John III, Lord of Arkel (c. 1275 - 24 December 1324) was Lord of Arkel from 1297 until his death in 1324.

Life 
He was the son of John II, Lord of Arkel and his wife, Bertha van Sterkenburg. He succeeded his father in 1297, after his father died at the battle of Vronen. 
John III expanded the Arkel lands further and bought lands in Holland and Brabant. He was a counsellor to the bishop of Utrecht, Guy of Avesnes. In 1304, he inherited the lands of Ter Leede as he was the only surviving heir of the Ter Leede lineage.

He was in favor of William I, Count of Hainaut and was appointed judge in 1321 to give a verdict about the differences between William I, Count of Hainaut and John I of Brabant. In later years John III lost his favor of William I, Count of Hainaut to the younger, Willem van Duivenvoorde.  Mogelijk is hij op de achtergrond gedrongen door Willem van Duivenvoorde. In that same year he named his eldest son, Sheriff of Ter Leede.
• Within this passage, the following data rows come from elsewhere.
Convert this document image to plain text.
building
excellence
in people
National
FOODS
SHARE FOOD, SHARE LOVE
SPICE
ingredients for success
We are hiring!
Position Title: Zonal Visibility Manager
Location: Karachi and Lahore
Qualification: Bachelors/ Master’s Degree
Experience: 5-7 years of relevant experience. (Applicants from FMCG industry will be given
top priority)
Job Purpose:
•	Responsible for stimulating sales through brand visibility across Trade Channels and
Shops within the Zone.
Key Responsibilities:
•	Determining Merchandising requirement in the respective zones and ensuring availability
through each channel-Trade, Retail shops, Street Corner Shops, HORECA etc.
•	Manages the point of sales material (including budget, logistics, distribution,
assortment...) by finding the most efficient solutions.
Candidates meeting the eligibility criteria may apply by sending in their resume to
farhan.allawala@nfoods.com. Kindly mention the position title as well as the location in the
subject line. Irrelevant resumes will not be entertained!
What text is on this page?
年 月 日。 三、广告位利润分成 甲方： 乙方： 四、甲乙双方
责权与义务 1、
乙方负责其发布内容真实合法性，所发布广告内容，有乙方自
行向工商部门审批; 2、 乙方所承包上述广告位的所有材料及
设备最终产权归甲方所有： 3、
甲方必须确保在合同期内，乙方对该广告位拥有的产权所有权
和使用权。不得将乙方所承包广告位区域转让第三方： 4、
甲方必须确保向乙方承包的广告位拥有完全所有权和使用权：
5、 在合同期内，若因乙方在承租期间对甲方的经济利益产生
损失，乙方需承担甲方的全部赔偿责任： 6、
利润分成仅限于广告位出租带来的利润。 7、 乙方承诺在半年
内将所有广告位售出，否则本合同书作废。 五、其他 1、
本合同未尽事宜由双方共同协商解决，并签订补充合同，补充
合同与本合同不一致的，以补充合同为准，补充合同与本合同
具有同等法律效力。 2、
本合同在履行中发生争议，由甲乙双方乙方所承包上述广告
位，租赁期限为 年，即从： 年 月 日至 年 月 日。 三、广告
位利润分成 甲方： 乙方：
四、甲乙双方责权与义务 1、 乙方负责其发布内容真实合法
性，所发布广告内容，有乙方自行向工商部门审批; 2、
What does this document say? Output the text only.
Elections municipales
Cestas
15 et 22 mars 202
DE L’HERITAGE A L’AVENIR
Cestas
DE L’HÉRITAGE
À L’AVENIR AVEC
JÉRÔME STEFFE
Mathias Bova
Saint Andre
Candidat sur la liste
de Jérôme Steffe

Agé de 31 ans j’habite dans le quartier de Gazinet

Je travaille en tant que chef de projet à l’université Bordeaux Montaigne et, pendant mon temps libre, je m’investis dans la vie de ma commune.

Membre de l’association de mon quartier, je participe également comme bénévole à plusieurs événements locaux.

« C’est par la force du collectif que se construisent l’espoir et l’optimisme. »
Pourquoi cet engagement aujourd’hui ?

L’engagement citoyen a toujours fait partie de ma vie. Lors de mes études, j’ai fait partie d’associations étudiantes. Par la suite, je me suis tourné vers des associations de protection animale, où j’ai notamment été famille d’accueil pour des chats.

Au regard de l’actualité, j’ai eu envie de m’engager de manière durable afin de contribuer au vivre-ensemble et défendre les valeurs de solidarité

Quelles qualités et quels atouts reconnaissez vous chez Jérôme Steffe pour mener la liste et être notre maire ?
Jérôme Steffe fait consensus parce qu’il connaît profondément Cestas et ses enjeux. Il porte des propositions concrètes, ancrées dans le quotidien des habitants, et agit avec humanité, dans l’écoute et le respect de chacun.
In 1324, that son succeeded him as John IV, Lord of Arkel, previously known as Jan van der Lede. 
 
Jan is buried in Gorinchem, next to his first wife Mabelia of Voorne.

Marriage and Issue 
John married multiple times:

His first marriage in 1293, was to Mabelia of Voorne (c. 1273 - 26 February 1313), daughter of Albrecht of Voorne and Aleidis van Loon, with whom he had three children:

 John IV, Lord of Arkel (c. 1305 - 5 May 1360)
 Margaret, died young.
 Mabelia of Arkel (c. 1295 - 13 June 1368), married Gijsbrecht, Lord of Eem (also known as Eemkerk).

In 1310 had John had two illegitimate marriages and thus two illegitimate children:

 Jan de Gruyter (b. 1310) from an illegitimate marriage to lady de Gruyter.
 Dirk Alras van Arkel (b. 1315) from an illegitimate marriage to lady van Haestrecht.

In 1314, John married a second time, to Cunegonde of Virneburg (1295-1328). Their children were:

 John of Arkel, bishop of Utrecht and Liège, (1314-1378)
 Robrecht, Lord of den Berghe and Asperen, (1320-1347)
 Cunegonde of Arkel (1321-1346), married John, Lord of Heusden.

References 
 De vita et rebus gestis dom. de Arkel (ed. in Matthaei, Analecta V, 201 e.v.); Kronycke des lants van Arkel ende der steede van Gorkum (Kon. Bibl. hs.) (16e eeuw);
 Chronycke der heeren van Arkel ende oirspronck ende voortganck van de stede van Gorinchem (Kon. Bibl. hs.) (17e eeuw; door Aerent Kemp Jacobsz).
 J.C. Ramaer, Geographische Geschiedenis van Holland bezuiden de Lek en Nieuwe Maas in de Middeleeuwen (in Versl. Kon. Ac. afd. Lett. II, 3, 1899).